Handling Segmentation Exceptions

Abbreviated words or anagrams may occasionally cause the segmentation engine to misinterpret a sentence boundary. This can be avoided by specifying any sequence of characters that are to be ignored when applying segmentation rules.

In the same way specific syntax can be entered to trigger a segmentation, syntax can be entered in the exception list to avoid the segmentation.

 

Joining Segmented strings in your project

For files which have been segmented on insertion in the project, selecting a segmented string in the project workspace window will also highlight (in yellow) its associated segments. In other words, you see all the segments part of the original parsed string. This segments highlight can be turned off or its color changed in the settings: HOME > Settings > Colors

In the following example, the selected segment (in blue) is part of a paragraph which has been segmented into 2 segments. The MARK-UP column is another indication of the segmentation applied with the opening tag on the first segment and the closing tag on the second.

Right click on a segmented string to access the context menu and either Join with the next segment or Join all segments.

In the following example, right clicking the selected segment offers the option to Join with the following segment. Should the second and third segments need to be joined instead, you should select the second segment, right-click and select to Join next segment.

This ability to Join Segments is only available for untranslated segments.

 

If a segment is translated, it is assumed you no longer need to Join the segments.

 

Splitting strings in your project

If needing to split a string into 2 or more segments, in other words manually segmenting a string, select the desired string and place the cursor in the translation field where you wish to split the segment, Right-click and select to Split segment.

 

Once split, the string is now 2 segments in the string list.

This can be repeated any number of times, splitting segments which have already been split.

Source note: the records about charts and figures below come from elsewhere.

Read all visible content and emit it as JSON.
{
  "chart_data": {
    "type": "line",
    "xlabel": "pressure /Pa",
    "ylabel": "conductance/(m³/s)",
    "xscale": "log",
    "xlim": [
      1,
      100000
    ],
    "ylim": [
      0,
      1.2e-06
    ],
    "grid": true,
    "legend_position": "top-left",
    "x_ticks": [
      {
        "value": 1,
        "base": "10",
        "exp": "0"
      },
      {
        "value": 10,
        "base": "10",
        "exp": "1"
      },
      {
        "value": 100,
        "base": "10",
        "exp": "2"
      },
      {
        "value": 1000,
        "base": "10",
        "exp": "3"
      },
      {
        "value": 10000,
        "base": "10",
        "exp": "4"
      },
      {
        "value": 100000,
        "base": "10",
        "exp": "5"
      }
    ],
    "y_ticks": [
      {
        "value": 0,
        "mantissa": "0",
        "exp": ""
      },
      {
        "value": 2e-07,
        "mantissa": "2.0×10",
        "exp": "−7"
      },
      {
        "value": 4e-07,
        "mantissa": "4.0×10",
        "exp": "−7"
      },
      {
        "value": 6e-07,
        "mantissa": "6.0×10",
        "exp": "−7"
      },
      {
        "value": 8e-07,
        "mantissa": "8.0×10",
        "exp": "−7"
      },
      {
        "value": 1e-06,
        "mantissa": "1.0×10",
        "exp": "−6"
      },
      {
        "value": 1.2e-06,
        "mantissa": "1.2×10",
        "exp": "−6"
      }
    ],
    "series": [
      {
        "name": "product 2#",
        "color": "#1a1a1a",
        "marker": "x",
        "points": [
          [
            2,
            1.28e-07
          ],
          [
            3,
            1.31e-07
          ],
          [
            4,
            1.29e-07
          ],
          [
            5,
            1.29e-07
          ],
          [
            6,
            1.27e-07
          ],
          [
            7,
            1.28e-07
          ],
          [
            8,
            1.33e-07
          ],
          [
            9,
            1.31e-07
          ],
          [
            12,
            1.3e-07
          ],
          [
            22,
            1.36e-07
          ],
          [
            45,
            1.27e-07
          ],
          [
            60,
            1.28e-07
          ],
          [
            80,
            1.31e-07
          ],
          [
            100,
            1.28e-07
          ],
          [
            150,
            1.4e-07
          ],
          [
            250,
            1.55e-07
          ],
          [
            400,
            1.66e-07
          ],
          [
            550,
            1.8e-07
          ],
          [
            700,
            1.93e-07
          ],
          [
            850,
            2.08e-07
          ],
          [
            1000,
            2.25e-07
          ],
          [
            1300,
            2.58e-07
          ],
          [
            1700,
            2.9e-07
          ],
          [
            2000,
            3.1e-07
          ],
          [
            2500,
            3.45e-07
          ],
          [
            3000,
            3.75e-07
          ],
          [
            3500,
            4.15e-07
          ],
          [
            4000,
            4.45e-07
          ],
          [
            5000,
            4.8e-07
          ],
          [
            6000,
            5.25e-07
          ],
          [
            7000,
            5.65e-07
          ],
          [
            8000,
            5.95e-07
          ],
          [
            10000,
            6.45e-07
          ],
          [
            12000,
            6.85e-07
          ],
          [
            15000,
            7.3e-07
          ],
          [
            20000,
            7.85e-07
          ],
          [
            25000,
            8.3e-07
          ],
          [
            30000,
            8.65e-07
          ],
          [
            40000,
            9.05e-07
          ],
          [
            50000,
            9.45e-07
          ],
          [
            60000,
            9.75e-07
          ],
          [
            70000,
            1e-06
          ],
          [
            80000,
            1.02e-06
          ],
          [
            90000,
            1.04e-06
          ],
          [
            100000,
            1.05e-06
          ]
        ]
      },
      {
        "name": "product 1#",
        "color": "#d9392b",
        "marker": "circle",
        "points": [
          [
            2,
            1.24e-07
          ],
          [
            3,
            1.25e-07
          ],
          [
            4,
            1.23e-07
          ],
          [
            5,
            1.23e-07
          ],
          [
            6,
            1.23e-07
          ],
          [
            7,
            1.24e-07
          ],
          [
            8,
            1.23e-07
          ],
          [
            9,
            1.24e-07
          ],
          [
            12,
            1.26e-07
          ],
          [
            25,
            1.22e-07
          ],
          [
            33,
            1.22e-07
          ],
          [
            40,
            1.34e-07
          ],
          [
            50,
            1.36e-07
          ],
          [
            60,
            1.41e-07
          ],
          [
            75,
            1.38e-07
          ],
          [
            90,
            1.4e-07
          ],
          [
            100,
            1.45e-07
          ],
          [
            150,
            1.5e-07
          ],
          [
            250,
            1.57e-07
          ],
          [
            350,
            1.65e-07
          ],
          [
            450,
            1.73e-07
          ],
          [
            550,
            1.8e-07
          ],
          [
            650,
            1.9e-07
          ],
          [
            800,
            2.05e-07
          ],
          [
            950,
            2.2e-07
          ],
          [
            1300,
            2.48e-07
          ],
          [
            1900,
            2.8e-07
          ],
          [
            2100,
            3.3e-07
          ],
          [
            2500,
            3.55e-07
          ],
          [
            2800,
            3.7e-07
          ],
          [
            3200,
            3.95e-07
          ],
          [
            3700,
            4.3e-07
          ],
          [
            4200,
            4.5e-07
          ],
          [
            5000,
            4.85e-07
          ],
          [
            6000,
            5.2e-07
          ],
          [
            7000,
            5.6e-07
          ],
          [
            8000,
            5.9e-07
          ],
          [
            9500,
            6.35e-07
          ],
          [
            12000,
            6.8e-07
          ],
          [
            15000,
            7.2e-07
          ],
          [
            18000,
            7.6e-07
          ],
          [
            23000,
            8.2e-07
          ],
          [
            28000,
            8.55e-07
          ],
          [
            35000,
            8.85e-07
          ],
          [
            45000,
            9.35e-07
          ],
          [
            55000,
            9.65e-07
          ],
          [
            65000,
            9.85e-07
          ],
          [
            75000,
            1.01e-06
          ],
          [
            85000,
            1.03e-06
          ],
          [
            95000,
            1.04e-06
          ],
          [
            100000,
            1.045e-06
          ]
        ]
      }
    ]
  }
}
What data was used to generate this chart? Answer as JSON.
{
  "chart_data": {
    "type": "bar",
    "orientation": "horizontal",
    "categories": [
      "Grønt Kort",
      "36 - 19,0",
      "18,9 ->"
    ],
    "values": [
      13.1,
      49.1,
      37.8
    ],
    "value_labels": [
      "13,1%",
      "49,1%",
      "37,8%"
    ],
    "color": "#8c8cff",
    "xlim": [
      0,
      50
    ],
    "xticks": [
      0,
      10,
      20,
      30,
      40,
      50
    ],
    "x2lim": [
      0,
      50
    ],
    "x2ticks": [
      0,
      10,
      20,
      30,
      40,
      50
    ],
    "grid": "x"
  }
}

To revert the split, select either of the segment, right-click and select Join All Segments.

 

This ability to Split Segments is only available for untranslated strings.

 

If a string is translated, it is assumed you no longer need to Split into segments.

 

 

Paragraph Based Segmentation

In this mode, Alchemy CATALYST will ignore sentence boundaries and store complete paragraph objects in its TM. This may be useful when aligning two translations that have significant differences in structure and format.